Another morning, I met David, a group leader from Togo in West Africa. David thanked me for being a visible witness. He hugged me tightly and whispered in my ear that he was gay, too. “You’re not alone,” I whispered back and offered him one of our buttons. He took it from me and pinned it to the inside of his clothes, where it could not be seen.
We received so many messages on Instagram of people wanting to meet us, we had to host a lunch to see them all. We expected pilgrims to attend but were surprised to find many ordinary Panamanians joined us.
One woman, Maylin, had been raised in the church and left when she came out. Maylin told us she cried when she first saw our posts. “The question I really want to ask is, how are you not angry all the time?”
I held her story and spoke to her honestly about a hierarchy that has hurt me, but a faith and a people that have sustained me.
A hallmark activity of World Youth Day is morning catechesis, where bishops offer talks in different languages across the city. Thursday morning, we went to one of the English-speaking sites. At the end of the bishop’s presentation was a question-and-answer period. I moved to the front of the room to get in line, my nervousness growing as I waited. With just a couple people in line ahead of me, they announced they were taking one final question.
As I was walking back to my seat, a young man stopped me and asked what I was going to say.
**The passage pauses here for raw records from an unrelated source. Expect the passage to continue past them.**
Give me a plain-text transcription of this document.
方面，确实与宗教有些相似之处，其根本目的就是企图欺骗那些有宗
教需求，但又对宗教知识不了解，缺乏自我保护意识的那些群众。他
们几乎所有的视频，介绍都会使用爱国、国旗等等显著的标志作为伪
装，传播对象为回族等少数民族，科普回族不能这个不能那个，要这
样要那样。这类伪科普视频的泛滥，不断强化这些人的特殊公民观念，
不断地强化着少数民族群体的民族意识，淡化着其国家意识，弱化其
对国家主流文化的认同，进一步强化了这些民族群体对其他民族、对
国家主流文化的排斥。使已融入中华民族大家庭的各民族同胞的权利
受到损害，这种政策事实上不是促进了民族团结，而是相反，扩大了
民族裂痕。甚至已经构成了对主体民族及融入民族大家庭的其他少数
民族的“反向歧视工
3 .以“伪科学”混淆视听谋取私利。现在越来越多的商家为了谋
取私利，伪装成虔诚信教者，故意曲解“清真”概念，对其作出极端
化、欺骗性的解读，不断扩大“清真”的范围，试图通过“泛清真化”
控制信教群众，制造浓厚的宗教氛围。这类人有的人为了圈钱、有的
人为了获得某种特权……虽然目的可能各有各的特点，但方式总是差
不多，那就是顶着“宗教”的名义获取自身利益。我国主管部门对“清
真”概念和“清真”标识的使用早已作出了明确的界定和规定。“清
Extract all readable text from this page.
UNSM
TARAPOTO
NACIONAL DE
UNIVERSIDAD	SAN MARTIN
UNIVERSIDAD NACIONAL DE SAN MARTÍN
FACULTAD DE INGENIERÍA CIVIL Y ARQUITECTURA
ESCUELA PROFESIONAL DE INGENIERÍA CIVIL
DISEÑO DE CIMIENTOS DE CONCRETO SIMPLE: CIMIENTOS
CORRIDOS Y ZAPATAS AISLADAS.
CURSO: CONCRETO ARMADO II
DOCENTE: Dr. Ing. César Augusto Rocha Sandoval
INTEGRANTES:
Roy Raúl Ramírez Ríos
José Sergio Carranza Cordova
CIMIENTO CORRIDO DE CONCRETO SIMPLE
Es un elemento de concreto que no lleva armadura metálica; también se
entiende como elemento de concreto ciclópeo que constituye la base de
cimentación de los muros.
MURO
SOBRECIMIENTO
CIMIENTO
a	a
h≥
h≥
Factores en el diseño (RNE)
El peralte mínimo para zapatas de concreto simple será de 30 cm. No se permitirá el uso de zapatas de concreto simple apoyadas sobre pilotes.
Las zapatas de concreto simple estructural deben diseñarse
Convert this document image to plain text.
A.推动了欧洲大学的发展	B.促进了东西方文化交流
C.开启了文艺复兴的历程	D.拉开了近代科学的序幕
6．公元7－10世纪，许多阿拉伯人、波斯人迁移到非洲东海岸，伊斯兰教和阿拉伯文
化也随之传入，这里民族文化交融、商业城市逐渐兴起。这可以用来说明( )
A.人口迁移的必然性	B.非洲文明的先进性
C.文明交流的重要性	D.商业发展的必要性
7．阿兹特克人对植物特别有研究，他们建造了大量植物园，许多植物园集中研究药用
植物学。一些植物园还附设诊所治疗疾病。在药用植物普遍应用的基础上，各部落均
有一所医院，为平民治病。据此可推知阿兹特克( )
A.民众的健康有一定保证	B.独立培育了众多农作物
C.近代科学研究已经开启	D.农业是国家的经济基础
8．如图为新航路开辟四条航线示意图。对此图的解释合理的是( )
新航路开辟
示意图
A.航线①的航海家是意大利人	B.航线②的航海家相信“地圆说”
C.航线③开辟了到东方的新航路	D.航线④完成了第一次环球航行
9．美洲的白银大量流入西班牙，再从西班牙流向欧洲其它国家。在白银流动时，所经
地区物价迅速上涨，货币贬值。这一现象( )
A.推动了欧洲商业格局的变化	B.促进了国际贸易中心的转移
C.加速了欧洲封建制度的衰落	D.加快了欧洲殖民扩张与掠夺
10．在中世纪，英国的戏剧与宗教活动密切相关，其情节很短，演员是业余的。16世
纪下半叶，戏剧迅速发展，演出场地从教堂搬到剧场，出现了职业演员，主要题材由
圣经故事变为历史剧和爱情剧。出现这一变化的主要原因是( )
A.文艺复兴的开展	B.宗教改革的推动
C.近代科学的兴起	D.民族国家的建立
When I shared my question with him, he responded, “I would have liked to have heard the answer.”
His response gave me a new confidence. I went back to the front of the room and asked to be given an opportunity to speak. The moderator said that due to the time constraints, he could ask my question for me.
“No,” I said emphatically, “I think it’s important for me to ask this question. I will ask succinctly; I can be brief, but it’s important that I ask myself.”
I was shaking as I spoke. “One of the things I love most about the Catholic Church is the emphasis on the dignity of all people. As an LGBTQI Catholic, I often feel that my dignity and the dignity of my family and my community are not respected. We are fired from our jobs, we are denied sacraments, and we are made to feel unwelcome in the church. How would you speak to that?”
The bishop responded that he could not speak to the way that individual people had treated me, but said we are all children of God and his job is to love and to be faithful to the Jesus in Scripture. He was kind and did not include any proclamations of sin, but he didn’t fully address my question.
Truthfully, I didn’t ask because I thought he had an answer that might satisfy me. I asked so that my voice and the voice of my community could be heard. I asked so that other LGBTQI pilgrims would know that they were not alone.
The response from the bishop and the response from ordinary Catholics throughout the week highlight what I have always known. The people are always light years ahead of the institution.
* All names have been changed in order not to endanger those whose stories are shared. When I spoke with these individuals in Panama, I did not expect to share their stories in a national publication.